Please enjoy your life. I am sorry to say it but you are better off with your partner, and friends at least your finances will not be affected.

JenniferEccles Thu 13-May-21 17:11:40

That unpleasant, rude and disrespectful response from your daughter does seem to indicate that there was an ulterior motive for her request.
You shouldn’t have to tolerate being spoken to in such terms.

Any reasonable daughter would have expressed disappointment at your decision, yet ultimately be pleased for you that you are happy and settled where you are.

It’s a great shame that the grandchildren were used as a means to punish you, and well done for standing firm.

Eloethan Thu 13-May-21 17:15:56

lucyloo I am so sorry that your daughter has reacted in this way but I think you have made the right decision. However disappointed she may be, she is completely out of order calling you a piece of shit. It perhaps indicates that, had you moved, you would have been subject to outburst and threats like this if you didn't do exactly what she wanted.

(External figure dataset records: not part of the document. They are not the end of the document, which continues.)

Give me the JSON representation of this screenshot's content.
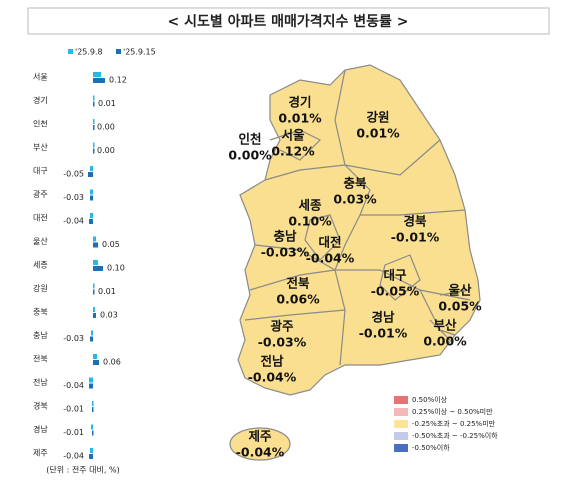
{
  "chart_data": {
    "type": "bar",
    "orientation": "horizontal",
    "title": "< 시도별 아파트 매매가격지수 변동률 >",
    "categories": [
      "서울",
      "경기",
      "인천",
      "부산",
      "대구",
      "광주",
      "대전",
      "울산",
      "세종",
      "강원",
      "충북",
      "충남",
      "전북",
      "전남",
      "경북",
      "경남",
      "제주"
    ],
    "series": [
      {
        "name": "'25.9.8",
        "color": "#29b6e8",
        "values": [
          0.08,
          0.01,
          0.0,
          0.0,
          -0.03,
          -0.03,
          -0.03,
          0.03,
          0.05,
          0.01,
          0.02,
          -0.02,
          0.04,
          -0.04,
          -0.01,
          -0.02,
          -0.03
        ]
      },
      {
        "name": "'25.9.15",
        "color": "#1f6fb8",
        "values": [
          0.12,
          0.01,
          0.0,
          0.0,
          -0.05,
          -0.03,
          -0.04,
          0.05,
          0.1,
          0.01,
          0.03,
          -0.03,
          0.06,
          -0.04,
          -0.01,
          -0.01,
          -0.04
        ],
        "value_labels": [
          "0.12",
          "0.01",
          "0.00",
          "0.00",
          "-0.05",
          "-0.03",
          "-0.04",
          "0.05",
          "0.10",
          "0.01",
          "0.03",
          "-0.03",
          "0.06",
          "-0.04",
          "-0.01",
          "-0.01",
          "-0.04"
        ]
      }
    ],
    "note": "(단위 : 전주 대비, %)"
  },
  "map": {
    "regions": [
      {
        "name": "경기",
        "label": "0.01%"
      },
      {
        "name": "강원",
        "label": "0.01%"
      },
      {
        "name": "인천",
        "label": "0.00%"
      },
      {
        "name": "서울",
        "label": "0.12%"
      },
      {
        "name": "충북",
        "label": "0.03%"
      },
      {
        "name": "세종",
        "label": "0.10%"
      },
      {
        "name": "경북",
        "label": "-0.01%"
      },
      {
        "name": "충남",
        "label": "-0.03%"
      },
      {
        "name": "대전",
        "label": "-0.04%"
      },
      {
        "name": "울산",
        "label": "0.05%"
      },
      {
        "name": "대구",
        "label": "-0.05%"
      },
      {
        "name": "전북",
        "label": "0.06%"
      },
      {
        "name": "경남",
        "label": "-0.01%"
      },
      {
        "name": "부산",
        "label": "0.00%"
      },
      {
        "name": "광주",
        "label": "-0.03%"
      },
      {
        "name": "전남",
        "label": "-0.04%"
      },
      {
        "name": "제주",
        "label": "-0.04%"
      }
    ],
    "legend": [
      {
        "label": "0.50%이상",
        "color": "#e57373"
      },
      {
        "label": "0.25%이상 ~ 0.50%미만",
        "color": "#f4b8b8"
      },
      {
        "label": "-0.25%초과 ~ 0.25%미만",
        "color": "#fbe39a"
      },
      {
        "label": "-0.50%초과 ~ -0.25%이하",
        "color": "#c5cae9"
      },
      {
        "label": "-0.50%이하",
        "color": "#4a6fc0"
      }
    ]
  }
}
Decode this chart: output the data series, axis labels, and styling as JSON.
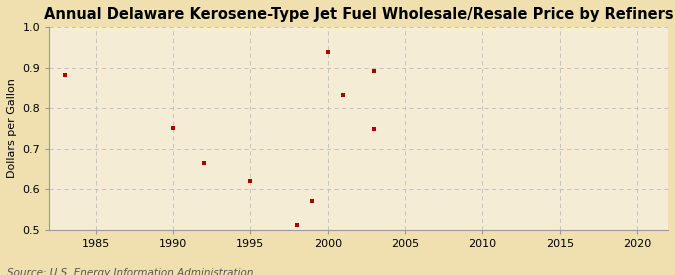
{
  "title": "Annual Delaware Kerosene-Type Jet Fuel Wholesale/Resale Price by Refiners",
  "ylabel": "Dollars per Gallon",
  "source": "Source: U.S. Energy Information Administration",
  "xlim": [
    1982,
    2022
  ],
  "ylim": [
    0.5,
    1.0
  ],
  "xticks": [
    1985,
    1990,
    1995,
    2000,
    2005,
    2010,
    2015,
    2020
  ],
  "yticks": [
    0.5,
    0.6,
    0.7,
    0.8,
    0.9,
    1.0
  ],
  "data_x": [
    1983,
    1990,
    1992,
    1992,
    1995,
    1998,
    1999,
    2000,
    2001,
    2003,
    2003
  ],
  "data_y": [
    0.882,
    0.752,
    0.665,
    0.665,
    0.621,
    0.513,
    0.572,
    0.938,
    0.833,
    0.748,
    0.891
  ],
  "marker_color": "#aa0000",
  "marker": "s",
  "marker_size": 3.5,
  "background_color": "#f0e0b0",
  "plot_bg_color": "#f5ecd5",
  "grid_color": "#bbbbbb",
  "spine_color": "#999999",
  "title_fontsize": 10.5,
  "title_fontweight": "bold",
  "label_fontsize": 8,
  "tick_fontsize": 8,
  "source_fontsize": 7.5
}
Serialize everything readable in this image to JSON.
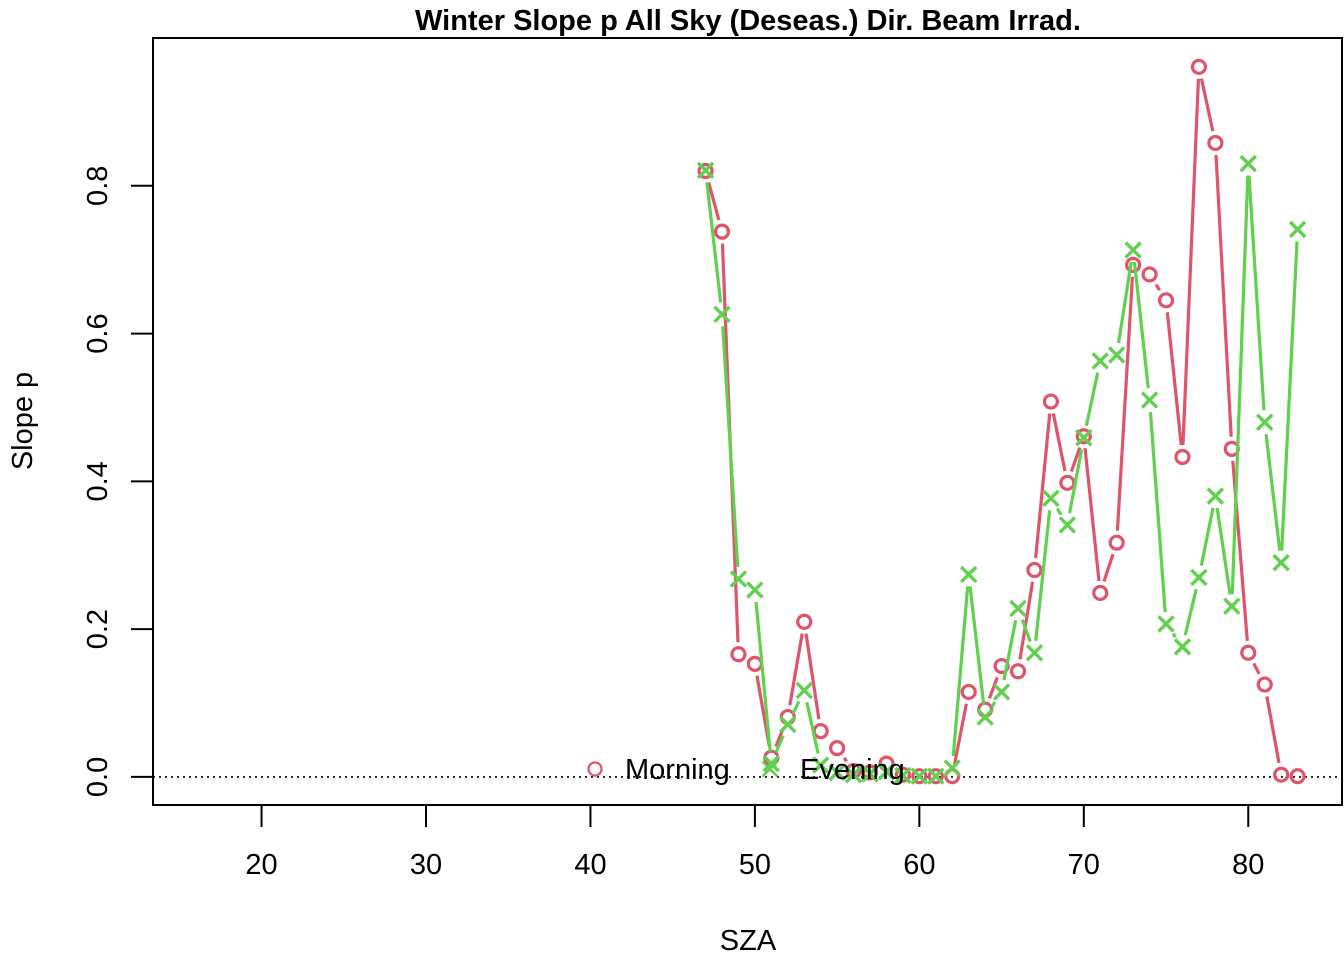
{
  "chart_data": {
    "type": "line",
    "title": "Winter Slope p All Sky (Deseas.) Dir. Beam Irrad.",
    "xlabel": "SZA",
    "ylabel": "Slope p",
    "xlim": [
      13.4,
      85.7
    ],
    "ylim": [
      -0.038,
      1.0
    ],
    "x_ticks": [
      20,
      30,
      40,
      50,
      60,
      70,
      80
    ],
    "y_ticks": [
      0.0,
      0.2,
      0.4,
      0.6,
      0.8
    ],
    "x_tick_labels": [
      "20",
      "30",
      "40",
      "50",
      "60",
      "70",
      "80"
    ],
    "y_tick_labels": [
      "0.0",
      "0.2",
      "0.4",
      "0.6",
      "0.8"
    ],
    "reference_line": {
      "y": 0,
      "style": "dotted"
    },
    "legend": {
      "placement": "bottom-center",
      "entries": [
        "Morning",
        "Evening"
      ]
    },
    "series": [
      {
        "name": "Morning",
        "marker": "circle",
        "color": "#DF536B",
        "x": [
          47,
          48,
          49,
          50,
          51,
          52,
          53,
          54,
          55,
          56,
          57,
          58,
          59,
          60,
          61,
          62,
          63,
          64,
          65,
          66,
          67,
          68,
          69,
          70,
          71,
          72,
          73,
          74,
          75,
          76,
          77,
          78,
          79,
          80,
          81,
          82,
          83
        ],
        "values": [
          0.82,
          0.738,
          0.166,
          0.153,
          0.026,
          0.081,
          0.21,
          0.062,
          0.039,
          0.008,
          0.006,
          0.018,
          0.003,
          0.001,
          0.001,
          0.001,
          0.115,
          0.091,
          0.15,
          0.143,
          0.28,
          0.508,
          0.398,
          0.461,
          0.249,
          0.317,
          0.693,
          0.68,
          0.645,
          0.433,
          0.961,
          0.858,
          0.444,
          0.168,
          0.125,
          0.003,
          0.001
        ]
      },
      {
        "name": "Evening",
        "marker": "cross",
        "color": "#61D04F",
        "x": [
          47,
          48,
          49,
          50,
          51,
          52,
          53,
          54,
          55,
          56,
          57,
          58,
          59,
          60,
          61,
          62,
          63,
          64,
          65,
          66,
          67,
          68,
          69,
          70,
          71,
          72,
          73,
          74,
          75,
          76,
          77,
          78,
          79,
          80,
          81,
          82,
          83
        ],
        "values": [
          0.821,
          0.626,
          0.268,
          0.253,
          0.018,
          0.071,
          0.117,
          0.016,
          0.006,
          0.003,
          0.004,
          0.007,
          0.002,
          0.001,
          0.001,
          0.012,
          0.274,
          0.081,
          0.115,
          0.228,
          0.168,
          0.377,
          0.341,
          0.459,
          0.563,
          0.571,
          0.713,
          0.51,
          0.207,
          0.176,
          0.27,
          0.38,
          0.231,
          0.83,
          0.48,
          0.29,
          0.741
        ]
      }
    ]
  }
}
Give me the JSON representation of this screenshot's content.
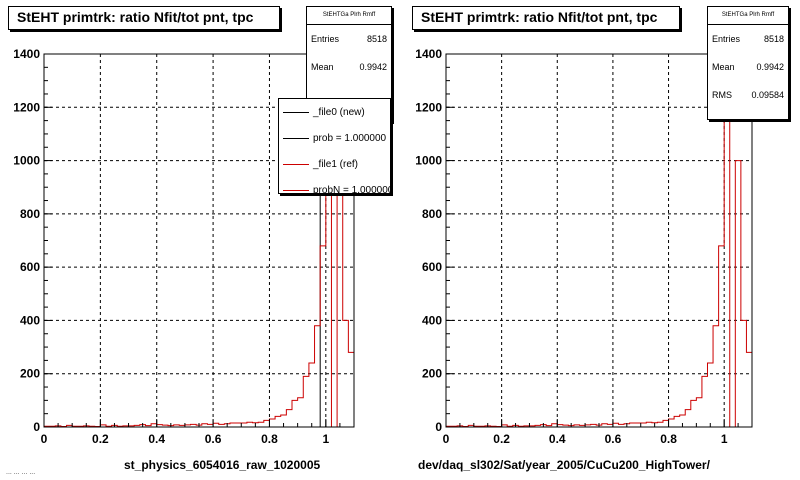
{
  "colors": {
    "new": "#000000",
    "ref": "#cc0000",
    "grid": "#000000"
  },
  "chart_data": [
    {
      "type": "histogram",
      "title": "StEHT primtrk: ratio Nfit/tot pnt, tpc",
      "xlabel": "st_physics_6054016_raw_1020005",
      "xlim": [
        0,
        1.1
      ],
      "ylim": [
        0,
        1400
      ],
      "xticks": [
        0,
        0.2,
        0.4,
        0.6,
        0.8,
        1
      ],
      "xtick_labels": [
        "0",
        "0.2",
        "0.4",
        "0.6",
        "0.8",
        "1"
      ],
      "yticks": [
        0,
        200,
        400,
        600,
        800,
        1000,
        1200,
        1400
      ],
      "ytick_labels": [
        "0",
        "200",
        "400",
        "600",
        "800",
        "1000",
        "1200",
        "1400"
      ],
      "grid": true,
      "bin_width": 0.02,
      "stats": {
        "name": "StEHTGa Plrh Rmff",
        "rows": [
          {
            "label": "Entries",
            "value": "8518"
          },
          {
            "label": "Mean",
            "value": "0.9942"
          }
        ]
      },
      "legend": [
        {
          "label": "_file0 (new)",
          "color": "#000000"
        },
        {
          "label": "prob = 1.000000",
          "color": "#000000"
        },
        {
          "label": "_file1 (ref)",
          "color": "#cc0000"
        },
        {
          "label": "probN = 1.000000",
          "color": "#cc0000"
        }
      ],
      "series": [
        {
          "name": "_file0 (new)",
          "values": [
            0,
            0,
            0,
            0,
            0,
            0,
            0,
            0,
            0,
            0,
            0,
            0,
            0,
            0,
            0,
            0,
            0,
            0,
            0,
            0,
            0,
            0,
            0,
            0,
            0,
            0,
            0,
            0,
            0,
            0,
            0,
            0,
            0,
            0,
            0,
            0,
            0,
            0,
            0,
            0,
            0,
            0,
            0,
            0,
            0,
            0,
            0,
            0,
            0,
            1230,
            1350,
            1230,
            1230,
            1230,
            1230
          ]
        },
        {
          "name": "_file1 (ref)",
          "values": [
            3,
            3,
            4,
            2,
            6,
            3,
            3,
            4,
            3,
            2,
            8,
            3,
            6,
            3,
            4,
            4,
            6,
            9,
            5,
            12,
            9,
            7,
            5,
            8,
            6,
            8,
            10,
            7,
            12,
            10,
            14,
            10,
            12,
            15,
            15,
            15,
            18,
            16,
            18,
            25,
            30,
            40,
            45,
            65,
            100,
            110,
            190,
            240,
            380,
            680,
            1350,
            0,
            1000,
            400,
            280
          ]
        }
      ]
    },
    {
      "type": "histogram",
      "title": "StEHT primtrk: ratio Nfit/tot pnt, tpc",
      "xlabel": "dev/daq_sl302/Sat/year_2005/CuCu200_HighTower/",
      "xlim": [
        0,
        1.1
      ],
      "ylim": [
        0,
        1400
      ],
      "xticks": [
        0,
        0.2,
        0.4,
        0.6,
        0.8,
        1
      ],
      "xtick_labels": [
        "0",
        "0.2",
        "0.4",
        "0.6",
        "0.8",
        "1"
      ],
      "yticks": [
        0,
        200,
        400,
        600,
        800,
        1000,
        1200,
        1400
      ],
      "ytick_labels": [
        "0",
        "200",
        "400",
        "600",
        "800",
        "1000",
        "1200",
        "1400"
      ],
      "grid": true,
      "bin_width": 0.02,
      "stats": {
        "name": "StEHTGa Plrh Rmff",
        "rows": [
          {
            "label": "Entries",
            "value": "8518"
          },
          {
            "label": "Mean",
            "value": "0.9942"
          },
          {
            "label": "RMS",
            "value": "0.09584"
          }
        ]
      },
      "series": [
        {
          "name": "_file1 (ref)",
          "values": [
            3,
            3,
            4,
            2,
            6,
            3,
            3,
            4,
            3,
            2,
            8,
            3,
            6,
            3,
            4,
            4,
            6,
            9,
            5,
            12,
            9,
            7,
            5,
            8,
            6,
            8,
            10,
            7,
            12,
            10,
            14,
            10,
            12,
            15,
            15,
            15,
            18,
            16,
            18,
            25,
            30,
            40,
            45,
            65,
            100,
            110,
            190,
            240,
            380,
            680,
            1350,
            0,
            1000,
            400,
            280
          ]
        }
      ]
    }
  ],
  "footer": {
    "corner_text": "... ... ... ..."
  }
}
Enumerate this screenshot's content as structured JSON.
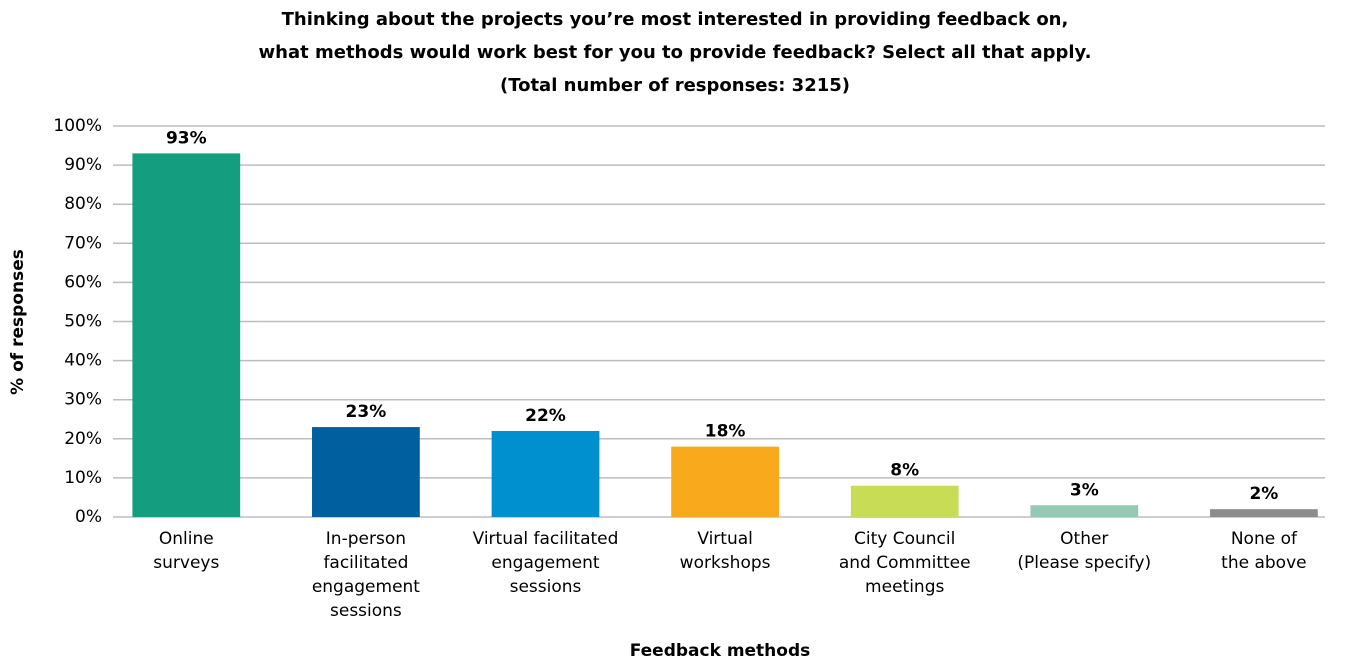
{
  "chart_data": {
    "type": "bar",
    "title": [
      "Thinking about the projects you’re most interested in providing feedback on,",
      "what methods would work best for you to provide feedback? Select all that apply.",
      "(Total number of responses: 3215)"
    ],
    "x_label": "Feedback methods",
    "y_label": "% of responses",
    "categories": [
      [
        "Online",
        "surveys"
      ],
      [
        "In-person",
        "facilitated",
        "engagement",
        "sessions"
      ],
      [
        "Virtual facilitated",
        "engagement",
        "sessions"
      ],
      [
        "Virtual",
        "workshops"
      ],
      [
        "City Council",
        "and Committee",
        "meetings"
      ],
      [
        "Other",
        "(Please specify)"
      ],
      [
        "None of",
        "the above"
      ]
    ],
    "values": [
      93,
      23,
      22,
      18,
      8,
      3,
      2
    ],
    "value_labels": [
      "93%",
      "23%",
      "22%",
      "18%",
      "8%",
      "3%",
      "2%"
    ],
    "colors": [
      "#149e7f",
      "#005f9e",
      "#0090d0",
      "#f9aa1c",
      "#c8dc55",
      "#96c9b4",
      "#8c8c8c"
    ],
    "ylim": [
      0,
      100
    ],
    "yticks": [
      {
        "value": 0,
        "label": "0%"
      },
      {
        "value": 10,
        "label": "10%"
      },
      {
        "value": 20,
        "label": "20%"
      },
      {
        "value": 30,
        "label": "30%"
      },
      {
        "value": 40,
        "label": "40%"
      },
      {
        "value": 50,
        "label": "50%"
      },
      {
        "value": 60,
        "label": "60%"
      },
      {
        "value": 70,
        "label": "70%"
      },
      {
        "value": 80,
        "label": "80%"
      },
      {
        "value": 90,
        "label": "90%"
      },
      {
        "value": 100,
        "label": "100%"
      }
    ],
    "grid": true
  }
}
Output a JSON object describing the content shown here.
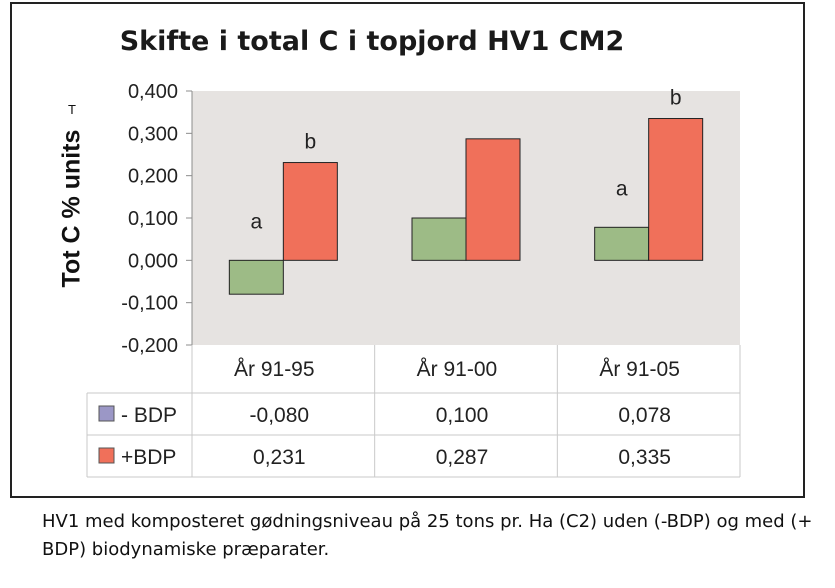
{
  "chart_data": {
    "type": "bar",
    "title": "Skifte i total C i topjord HV1 CM2",
    "ylabel": "Tot C % units",
    "ylabel_mark": "T",
    "categories": [
      "År 91-95",
      "År 91-00",
      "År 91-05"
    ],
    "ylim": [
      -0.2,
      0.4
    ],
    "yticks": [
      "0,400",
      "0,300",
      "0,200",
      "0,100",
      "0,000",
      "-0,100",
      "-0,200"
    ],
    "ytick_values": [
      0.4,
      0.3,
      0.2,
      0.1,
      0.0,
      -0.1,
      -0.2
    ],
    "grid": false,
    "series": [
      {
        "name": "- BDP",
        "color": "#9dbb86",
        "values": [
          -0.08,
          0.1,
          0.078
        ],
        "labels": [
          "-0,080",
          "0,100",
          "0,078"
        ],
        "legend_color": "#9b97c6"
      },
      {
        "name": "+BDP",
        "color": "#f0705a",
        "values": [
          0.231,
          0.287,
          0.335
        ],
        "labels": [
          "0,231",
          "0,287",
          "0,335"
        ],
        "legend_color": "#f0705a"
      }
    ],
    "annotations": [
      {
        "text": "a",
        "category": 0,
        "series": 0
      },
      {
        "text": "b",
        "category": 0,
        "series": 1
      },
      {
        "text": "a",
        "category": 2,
        "series": 0
      },
      {
        "text": "b",
        "category": 2,
        "series": 1
      }
    ],
    "plot_background": "#e6e3e1"
  },
  "caption": "HV1 med komposteret gødningsniveau på 25 tons pr. Ha (C2) uden (-BDP) og med (+ BDP) biodynamiske præparater."
}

You are far better staying where you are happy and where you have friends.

I hope things settle down between you but not at the expense of you being able to do what you want, choose your own friends and relationships and voice your opinions.

Hithere Thu 13-May-21 17:20:20

Glad you made the decision not to move

MelBB Wed 26-May-21 17:16:11

Oh I'm sorry that her reaction was so heightened and seemingly with tones of emotional blackmail by using the children as a means to hurt you for not getting her way.

I hope that you will be happy because you have built your life where you are and feel content by the sounds of it. If your daughter reacted like that now, then you could become very unhappy if you gave up all you've build in order to keep her happy, which does sound quite difficult for you anyway.

Be at peace with your decision. Only you know what's right for you. X?